- Tractors use a hand throttle, you set it at a particular position and then leave it there. This is so that you can essentially set an RPM to suit what you're doing, for instance driving an implement on the PTO. A ground speed is selected by changing gears, so tractors have lots of gears. You can change gears while keeping the RPM more or less constant.
- I'm looking to convert a tractor rated at about 40 kW. Unlike cars, tractors are sometimes used at a continuous high power. So either the motor I use should be rated at 40 kW continuous, or I need to de-rate the tractor specifications.
- The brakes on a tractor are normally not very good. The low gearing means that engine braking is extremely significant, and is normally the only braking required to avoid runaway when driving down hills. However, on some propertiess (e.g. here) there are no hills, so this is only required when driving the tractor on the road once in a blue moon.
An AC induction motor would tick all of the boxes, but they are expensive!
My question, then, is how about a parallel (shunt) wound DC motor? The DC motors that I've worked with for EV conversions were provided with the connections so that you can wire them in series or shunt. But I have not used one in shunt mode, and I have some questions about how it would work.

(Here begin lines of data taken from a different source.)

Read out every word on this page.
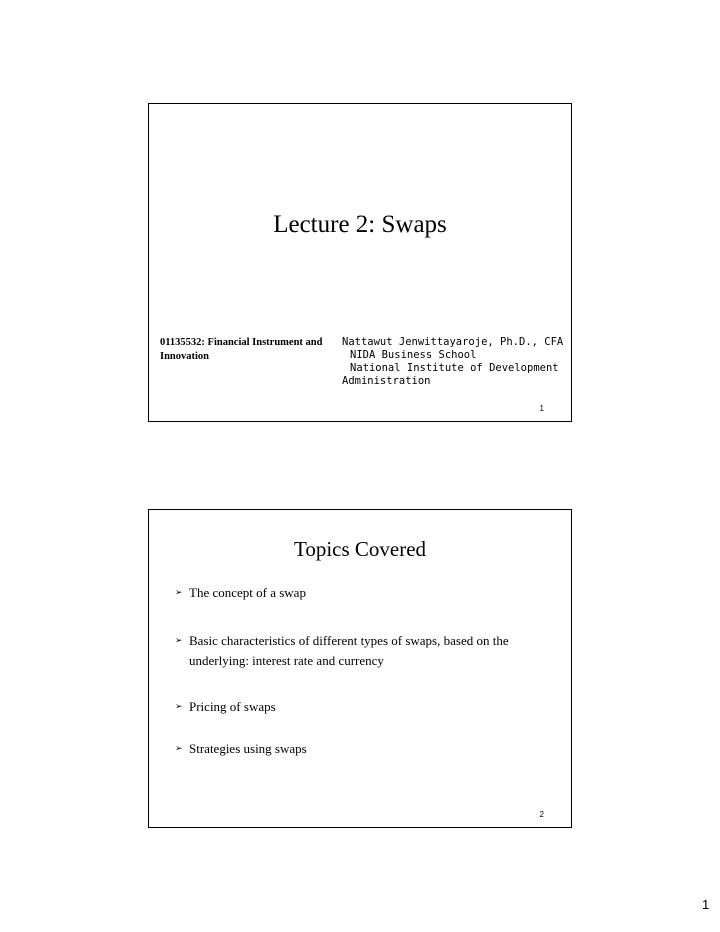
Lecture 2: Swaps
01135532: Financial Instrument and Innovation
Nattawut Jenwittayaroje, Ph.D., CFA
NIDA Business School
National Institute of Development
Administration
1
Topics Covered
➢ The concept of a swap
➢ Basic characteristics of different types of swaps, based on the underlying: interest rate and currency
➢ Pricing of swaps
➢ Strategies using swaps
2
1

Matching up with my numbered points above:
- Shunt DC motors apparently are speed controlled. So on the face of it, this looks like a good solution for the way that tractors are driven. Set the throttle lever to a position and the controller will deliver torque until the requested motor speed is reached. Push in the clutch (take the load off) and the motor speed will remain constant.
- I assume that motor power ratings are the same whether wired as series or shunt.
- What happens when a shunt DC motor is pushed faster than the requested speed? Does it just 'coast' faster and faster like a series motor? Or is there some kind of engine braking effect? If there is engine braking, where does the power go? If there isn't engine braking, is there another way of causing this effect (e.g. shorting the terminals). This situation is rare enough that regenerative braking (putting power back into the batteries) is not required.